Data copy for executing a data copy process for copying the data of the disk drive in which the failure is predicted to a spare disk drive in a direction opposite to the direction of the address in which the soundness confirmation process proceeds by the soundness confirmation unit Means,
After completion of the data copy processing by the data copy means, a logical disk restoring means for replacing the disk drive in which the failure is predicted by the spare disk drive and separating the disk drive in which the failure is predicted from the logical disk And further comprising
The soundness confirmation means ends the soundness confirmation process at the stage where the soundness confirmation process has been executed up to an address corresponding to an area where the data copy process by the data copy means has been completed. The array controller according to claim 1.

6. The array controller according to claim 5, wherein the data copy means starts the data copy process at the start of the soundness confirmation process by the soundness confirmation means.

The disk drive failure predicting means monitors and analyzes the state related to deterioration in reliability of the disk drive, which the disk drive constituting the logical disk has as a standard, 2. The array controller according to claim 1, wherein a failure of each of the plurality of disk drives is predicted using a function of reporting the result to a device using the disk drive.

The disk drive failure predicting means counts the number of times an error retry or recoverable error has occurred in access to each of the plurality of disk drives constituting the logical disk, and sets the count value of each of the plurality of disk drives. 2. The array controller according to claim 1, wherein a failure of each of the plurality of disk drives is predicted based on the failure.

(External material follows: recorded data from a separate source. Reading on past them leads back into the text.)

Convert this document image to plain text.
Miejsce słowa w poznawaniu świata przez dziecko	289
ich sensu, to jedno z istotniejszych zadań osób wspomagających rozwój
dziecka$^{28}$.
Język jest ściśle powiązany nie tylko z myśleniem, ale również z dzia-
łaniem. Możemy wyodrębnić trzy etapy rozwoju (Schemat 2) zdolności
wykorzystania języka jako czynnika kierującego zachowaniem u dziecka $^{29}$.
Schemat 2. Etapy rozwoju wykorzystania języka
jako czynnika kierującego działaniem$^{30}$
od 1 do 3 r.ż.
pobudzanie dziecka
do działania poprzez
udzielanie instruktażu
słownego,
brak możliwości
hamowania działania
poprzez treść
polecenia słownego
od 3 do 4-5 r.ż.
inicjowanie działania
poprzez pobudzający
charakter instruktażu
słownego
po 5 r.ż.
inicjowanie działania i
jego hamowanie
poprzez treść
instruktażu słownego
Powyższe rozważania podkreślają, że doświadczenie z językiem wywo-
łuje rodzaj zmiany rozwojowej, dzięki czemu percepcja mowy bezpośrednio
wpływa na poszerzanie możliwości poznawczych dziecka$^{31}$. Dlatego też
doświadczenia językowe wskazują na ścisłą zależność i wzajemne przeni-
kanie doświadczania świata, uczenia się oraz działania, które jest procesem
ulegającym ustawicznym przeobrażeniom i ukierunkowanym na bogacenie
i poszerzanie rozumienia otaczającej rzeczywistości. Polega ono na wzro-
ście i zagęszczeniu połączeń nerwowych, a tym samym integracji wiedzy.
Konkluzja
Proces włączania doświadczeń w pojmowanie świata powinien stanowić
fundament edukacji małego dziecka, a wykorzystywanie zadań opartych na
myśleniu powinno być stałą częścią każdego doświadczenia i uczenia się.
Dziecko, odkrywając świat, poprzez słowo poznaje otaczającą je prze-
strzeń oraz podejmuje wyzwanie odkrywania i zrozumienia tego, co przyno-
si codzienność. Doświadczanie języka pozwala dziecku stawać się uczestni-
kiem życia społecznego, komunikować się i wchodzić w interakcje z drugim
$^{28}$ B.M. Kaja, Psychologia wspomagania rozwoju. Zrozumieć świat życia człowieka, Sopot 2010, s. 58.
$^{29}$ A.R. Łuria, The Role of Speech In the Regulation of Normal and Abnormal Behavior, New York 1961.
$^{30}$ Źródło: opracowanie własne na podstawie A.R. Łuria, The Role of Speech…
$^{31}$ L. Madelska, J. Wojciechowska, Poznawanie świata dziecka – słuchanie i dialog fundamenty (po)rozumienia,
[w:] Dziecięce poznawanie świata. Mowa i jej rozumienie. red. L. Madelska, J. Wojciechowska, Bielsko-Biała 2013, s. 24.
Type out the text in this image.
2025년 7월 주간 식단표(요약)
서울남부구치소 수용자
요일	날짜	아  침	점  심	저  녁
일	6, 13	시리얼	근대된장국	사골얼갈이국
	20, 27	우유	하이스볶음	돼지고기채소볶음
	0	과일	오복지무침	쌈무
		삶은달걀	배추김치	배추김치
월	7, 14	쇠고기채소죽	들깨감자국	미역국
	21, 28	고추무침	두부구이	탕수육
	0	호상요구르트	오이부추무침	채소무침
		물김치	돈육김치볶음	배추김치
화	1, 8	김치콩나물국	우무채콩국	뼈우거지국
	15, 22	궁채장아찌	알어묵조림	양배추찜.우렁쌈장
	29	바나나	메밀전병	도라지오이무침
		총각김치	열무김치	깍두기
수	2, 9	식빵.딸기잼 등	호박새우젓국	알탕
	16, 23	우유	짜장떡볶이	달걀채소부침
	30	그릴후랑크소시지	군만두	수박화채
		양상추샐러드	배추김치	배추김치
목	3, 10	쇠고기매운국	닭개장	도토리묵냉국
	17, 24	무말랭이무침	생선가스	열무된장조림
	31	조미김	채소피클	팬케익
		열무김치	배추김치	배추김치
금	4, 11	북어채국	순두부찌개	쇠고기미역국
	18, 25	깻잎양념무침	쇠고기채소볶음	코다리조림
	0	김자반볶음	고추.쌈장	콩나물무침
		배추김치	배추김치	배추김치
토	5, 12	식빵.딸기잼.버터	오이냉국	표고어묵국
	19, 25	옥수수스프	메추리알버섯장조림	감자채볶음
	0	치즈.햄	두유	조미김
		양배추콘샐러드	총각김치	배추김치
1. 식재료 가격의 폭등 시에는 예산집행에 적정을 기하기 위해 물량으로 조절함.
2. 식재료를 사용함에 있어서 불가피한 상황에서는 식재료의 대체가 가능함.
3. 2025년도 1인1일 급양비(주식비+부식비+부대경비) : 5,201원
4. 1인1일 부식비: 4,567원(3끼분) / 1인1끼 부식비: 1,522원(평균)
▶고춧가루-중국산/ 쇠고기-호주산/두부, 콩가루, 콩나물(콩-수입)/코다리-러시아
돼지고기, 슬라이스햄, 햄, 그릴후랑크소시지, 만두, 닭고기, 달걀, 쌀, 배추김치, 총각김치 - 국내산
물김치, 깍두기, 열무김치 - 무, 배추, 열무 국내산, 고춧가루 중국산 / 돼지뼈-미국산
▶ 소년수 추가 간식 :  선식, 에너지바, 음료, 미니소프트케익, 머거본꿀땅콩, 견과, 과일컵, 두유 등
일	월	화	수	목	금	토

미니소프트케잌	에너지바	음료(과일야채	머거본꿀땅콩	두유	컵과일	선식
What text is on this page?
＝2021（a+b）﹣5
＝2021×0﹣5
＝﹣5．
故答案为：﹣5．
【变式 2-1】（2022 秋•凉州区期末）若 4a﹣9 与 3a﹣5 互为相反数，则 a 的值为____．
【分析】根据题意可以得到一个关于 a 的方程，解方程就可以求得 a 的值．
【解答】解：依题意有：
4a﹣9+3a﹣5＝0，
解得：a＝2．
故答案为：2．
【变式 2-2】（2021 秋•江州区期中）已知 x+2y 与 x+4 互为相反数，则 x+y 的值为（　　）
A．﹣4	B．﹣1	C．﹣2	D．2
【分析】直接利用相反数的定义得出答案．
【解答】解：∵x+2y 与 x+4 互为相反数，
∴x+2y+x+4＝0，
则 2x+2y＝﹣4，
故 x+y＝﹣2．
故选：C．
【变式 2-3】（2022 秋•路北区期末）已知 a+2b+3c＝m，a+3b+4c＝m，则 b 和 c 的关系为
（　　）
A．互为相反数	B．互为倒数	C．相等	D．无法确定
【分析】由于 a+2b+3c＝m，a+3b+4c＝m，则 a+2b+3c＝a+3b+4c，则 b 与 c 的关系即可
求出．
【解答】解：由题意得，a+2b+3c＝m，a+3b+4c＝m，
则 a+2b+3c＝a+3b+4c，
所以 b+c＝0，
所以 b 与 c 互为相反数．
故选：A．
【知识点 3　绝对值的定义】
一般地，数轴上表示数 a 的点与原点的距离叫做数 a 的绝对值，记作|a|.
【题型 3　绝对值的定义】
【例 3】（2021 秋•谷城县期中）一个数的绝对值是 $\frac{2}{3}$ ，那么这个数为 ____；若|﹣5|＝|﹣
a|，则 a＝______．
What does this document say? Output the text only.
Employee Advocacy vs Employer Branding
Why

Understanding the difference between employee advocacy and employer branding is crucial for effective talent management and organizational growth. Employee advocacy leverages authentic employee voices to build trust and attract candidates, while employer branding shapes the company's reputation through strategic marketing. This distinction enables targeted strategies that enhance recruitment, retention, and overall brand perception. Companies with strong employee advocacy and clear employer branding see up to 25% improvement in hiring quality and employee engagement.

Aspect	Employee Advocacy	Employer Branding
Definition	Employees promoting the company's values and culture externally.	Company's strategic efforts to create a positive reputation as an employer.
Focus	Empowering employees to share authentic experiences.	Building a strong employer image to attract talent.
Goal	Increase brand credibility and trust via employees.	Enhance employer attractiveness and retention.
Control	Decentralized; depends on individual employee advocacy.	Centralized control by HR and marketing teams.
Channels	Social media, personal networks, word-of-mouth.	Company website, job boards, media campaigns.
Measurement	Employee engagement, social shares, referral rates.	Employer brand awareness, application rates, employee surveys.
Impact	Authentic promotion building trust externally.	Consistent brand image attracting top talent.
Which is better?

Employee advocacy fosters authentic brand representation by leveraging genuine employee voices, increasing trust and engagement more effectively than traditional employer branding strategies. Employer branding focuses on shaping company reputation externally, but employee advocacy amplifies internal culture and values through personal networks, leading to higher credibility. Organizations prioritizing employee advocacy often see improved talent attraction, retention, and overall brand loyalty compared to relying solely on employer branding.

Media error applied to an array controller that distributes data requested by a host and redundant data of the data distributed to the plurality of disk drives by controlling access to the plurality of disk drives constituting the logical disk A repair method,
Predicting a failure of each of the plurality of disk drives constituting the logical disk;
When a failure of any one of the plurality of disk drives is predicted, the contents of all the disk drives except the disk drive for which the failure is predicted among the plurality of disk drives constituting the logical disk Performing a soundness check process to check whether there is a media error and
When a media error is detected by the soundness confirmation processing, data or redundant data of all the disk drives except the disk drive in which the media error has occurred among the plurality of disk drives constituting the logical disk And a step of repairing data loss at a location where the media error occurs by using the media error repairing method.

A program for causing an array controller that distributes and arranges data requested from a host and redundant data of the data to the plurality of disk drives by controlling access to the plurality of disk drives constituting the logical disk Because
In the array controller,
Predicting a failure of each of the plurality of disk drives constituting the logical disk;
When a failure of any one of the plurality of disk drives is predicted, the contents of all the disk drives except the disk drive for which the failure is predicted among the plurality of disk drives constituting the logical disk Performing a soundness check process to check whether there is a media error and
When a media error is detected by the soundness confirmation processing, data or redundant data of all the disk drives except the disk drive in which the media error has occurred among the plurality of disk drives constituting the logical disk And a program for executing the step of repairing data loss at a location where the media error has occurred.